Dates and historic names of buildings, where noted, are taken from such sources as Glimpses into Antebellum Homes’’’, 1992 edition, A.A.U.W. Huntsville Branch. Many of these dates are of necessity also approximate since construction dates are frequently not precisely recorded. Some other dates are from the detailed research of records in the 1970's by Linda Allen and Patricia Ryan of the Huntsville Planning Commission. The Planning Commission records contain this research on most of the buildings in both the Twickenham and Old Town Historic Districts.
While every person can form their own opinion of the effectiveness of historic preservation in the District, a comparison of the 1972 and 1997 photographs would appear to indicate a high degree of success. In 1972 several houses were cut into makeshift low-rent apartments, and many houses were in poor to mediocre repair. One such early 19th century house was bought in 1972 for $16,500, restored for about $75,000 and sold ten years later for $500,000(Randolph Street, p.28, No. 519). There are now only a couple of houses in the District in less-than-good repair. The past indicates that these will be brought up to good condition.
In the first twenty years of the oversight of the Huntsville Historic Preservation Commission, requests for demolition or moving of houses out of the District could be delayed by the Commission for up to three months but not legally prohibited. In this period one early nineteenth century house was demolished by its owner and three early twentieth century houses were demolished or moved out of the District. A Supreme Court case of about 1990 (a church in New York City) upheld the right of a Historic Commission to prohibit demolition of a historic building. This has not yet been tested in Huntsville.
One empty and neglected Federal Period house on South Greene Street was demolished in 1974 by the City Minimum Housing Office in a "failure to communicate" problem. That City office was then unaware of the city's Historic District Review process and so tore down the house (with great effort due to its sound timber-frame construction) upon the owner's request. The house was in easily-restorable condition (see South Green Street, p.5. No. 703).
A visual confirmation of the historic preservation success of the Twickenham (and Old Town) Historic Preservation District is to compare the state of preservation of these District houses with that of the houses in the unregulated but historic area east of Andrew Jackson Way and north of Maple Hill Cemetery. This large area contains hundreds of late nineteenth century and early twentieth century houses. In the past twenty-five years most of them have been nicely renovated, but without the guidance and review of a Historic Preservation Commission. As a result there are many renovation and addition examples there that are historically inappropriate to the particular house. Plastic siding and false shutters are rampant, for example. This area could have been a Preservation District but it may now be too late for much of it. An effort of about fifteen years ago by the Historic Huntsville Foundation to encourage a District there met with much owner resistance. Another effort by some residents is under way in 1996-97 involving a portion of this large area, which will, we hope, be successful.

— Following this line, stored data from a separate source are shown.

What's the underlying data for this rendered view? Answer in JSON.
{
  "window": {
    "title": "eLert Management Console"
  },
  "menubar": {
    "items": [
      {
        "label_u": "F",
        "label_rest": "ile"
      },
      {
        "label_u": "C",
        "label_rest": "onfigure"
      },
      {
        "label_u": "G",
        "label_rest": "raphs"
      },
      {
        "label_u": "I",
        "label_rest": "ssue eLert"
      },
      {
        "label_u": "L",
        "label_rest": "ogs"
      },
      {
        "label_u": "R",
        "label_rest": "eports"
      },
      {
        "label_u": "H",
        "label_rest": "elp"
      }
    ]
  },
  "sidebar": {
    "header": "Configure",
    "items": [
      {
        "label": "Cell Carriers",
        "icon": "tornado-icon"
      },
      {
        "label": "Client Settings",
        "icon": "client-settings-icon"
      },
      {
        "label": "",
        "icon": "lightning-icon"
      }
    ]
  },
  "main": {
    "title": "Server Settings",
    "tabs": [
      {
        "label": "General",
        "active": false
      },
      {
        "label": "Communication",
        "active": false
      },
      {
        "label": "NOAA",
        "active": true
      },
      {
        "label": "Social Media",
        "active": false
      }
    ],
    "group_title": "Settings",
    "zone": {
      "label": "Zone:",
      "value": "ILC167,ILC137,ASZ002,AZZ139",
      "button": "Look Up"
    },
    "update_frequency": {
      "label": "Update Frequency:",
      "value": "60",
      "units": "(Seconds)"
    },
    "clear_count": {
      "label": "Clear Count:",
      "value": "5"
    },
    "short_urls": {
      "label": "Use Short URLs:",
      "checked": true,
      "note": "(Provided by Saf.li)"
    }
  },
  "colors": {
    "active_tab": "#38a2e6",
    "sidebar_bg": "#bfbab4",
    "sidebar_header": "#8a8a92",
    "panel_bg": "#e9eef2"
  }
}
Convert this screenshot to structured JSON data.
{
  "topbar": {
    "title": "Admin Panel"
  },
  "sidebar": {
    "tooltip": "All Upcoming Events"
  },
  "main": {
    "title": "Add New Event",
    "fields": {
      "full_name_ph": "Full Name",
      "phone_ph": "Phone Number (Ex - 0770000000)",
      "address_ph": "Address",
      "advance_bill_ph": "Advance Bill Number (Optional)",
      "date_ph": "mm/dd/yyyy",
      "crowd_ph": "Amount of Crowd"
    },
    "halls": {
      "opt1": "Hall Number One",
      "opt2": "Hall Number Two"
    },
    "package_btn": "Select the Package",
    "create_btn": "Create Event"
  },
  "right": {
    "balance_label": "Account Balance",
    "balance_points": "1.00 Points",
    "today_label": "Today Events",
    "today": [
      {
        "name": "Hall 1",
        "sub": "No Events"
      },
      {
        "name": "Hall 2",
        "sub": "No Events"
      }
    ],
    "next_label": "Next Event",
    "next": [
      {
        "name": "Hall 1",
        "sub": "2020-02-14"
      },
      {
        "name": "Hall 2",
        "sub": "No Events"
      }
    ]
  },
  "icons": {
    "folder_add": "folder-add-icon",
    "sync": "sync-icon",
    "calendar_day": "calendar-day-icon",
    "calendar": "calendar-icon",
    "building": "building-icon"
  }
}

The score in 1997 for the Twickenham Historic Preservation District seems to be that the preservation successes o f the Historic District far outweigh, in every respect, the few losses. The key has been the overwhelming support of the property owners, who in 1972 petitioned the City to form the District and the Architectural Review process administered by the City of Huntsville Historic Preservation Commission.